To solve the integral \[ \int \frac{(1+\sqrt{\tan x})(1+\tan^2 x)}{2\tan x} \, dx, \] we will follow these steps: ### Step 1: Simplify the integrand We know from trigonometric identities that \[ 1 + \tan^2 x = \sec^2 x. \] Thus, we can rewrite the integrand as: \[ \frac{(1+\sqrt{\tan x}) \sec^2 x}{2 \tan x}. \] ### Step 2: Use substitution Let \( t = \tan x \).

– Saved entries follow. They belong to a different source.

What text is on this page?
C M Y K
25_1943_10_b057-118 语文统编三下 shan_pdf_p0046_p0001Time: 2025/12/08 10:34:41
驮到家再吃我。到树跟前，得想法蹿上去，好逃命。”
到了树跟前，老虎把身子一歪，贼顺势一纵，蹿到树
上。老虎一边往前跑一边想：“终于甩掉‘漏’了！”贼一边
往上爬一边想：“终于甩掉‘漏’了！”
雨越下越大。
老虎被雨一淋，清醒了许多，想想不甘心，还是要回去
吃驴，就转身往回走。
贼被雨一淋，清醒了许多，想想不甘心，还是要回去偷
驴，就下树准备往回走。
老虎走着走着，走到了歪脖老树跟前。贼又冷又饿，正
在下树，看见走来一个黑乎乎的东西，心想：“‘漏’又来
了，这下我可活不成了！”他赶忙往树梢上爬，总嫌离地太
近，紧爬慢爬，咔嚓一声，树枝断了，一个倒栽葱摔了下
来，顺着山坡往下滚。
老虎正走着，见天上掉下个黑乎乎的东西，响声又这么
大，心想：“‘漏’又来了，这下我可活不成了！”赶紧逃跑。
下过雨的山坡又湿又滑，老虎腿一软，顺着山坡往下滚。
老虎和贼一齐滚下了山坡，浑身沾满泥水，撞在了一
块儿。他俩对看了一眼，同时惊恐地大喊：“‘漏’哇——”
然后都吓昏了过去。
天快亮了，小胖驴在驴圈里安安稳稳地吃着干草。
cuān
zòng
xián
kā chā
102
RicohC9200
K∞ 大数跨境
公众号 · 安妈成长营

Then, the derivative of \( t \) is: \[ dt = \sec^2 x \, dx \quad \Rightarrow \quad dx = \frac{dt}{\sec^2 x}. \] Substituting \( t \) into the integral gives: \[ \int \frac{(1+\sqrt{t}) \sec^2 x}{2t} \cdot \frac{dt}{\sec^2 x} = \int \frac{(1+\sqrt{t})}{2t} \, dt. \] ### Step 3: Split the integral Now, we can split the integral into two parts: \[ \int \frac{1}{2t} \, dt + \int \frac{\sqrt{t}}{2t} \, dt = \int \frac{1}{2t} \, dt + \int \frac{1}{2\sqrt{t}} \, dt. \] ### Step 4: Integrate each part 1. For the first integral: \[ \int \frac{1}{2t} \, dt = \frac{1}{2} \ln |t| + C_1. \] 2. For the second integral: \[ \int \frac{1}{2\sqrt{t}} \, dt = \int \frac{1}{2} t^{-1/2} \, dt = \frac{1}{2} \cdot \frac{t^{1/2}}{1/2} + C_2 = \sqrt{t} + C_2. \] ### Step 5: Combine the results Combining both results, we have: \[ \frac{1}{2} \ln |t| + \sqrt{t} + C, \] where \( C = C_1 + C_2 \). ### Step 6: Substitute back for \( t \) Recall that \( t = \tan x \). Therefore, substituting back gives: \[ \frac{1}{2} \ln |\tan x| + \sqrt{\tan x} + C. \] ### Final Result Thus, the integral evaluates to: \[ \int \frac{(1+\sqrt{\tan x})(1+\tan^2 x)}{2\tan x} \, dx = \frac{1}{2} \ln |\tan x| + \sqrt{\tan x} + C. \] ---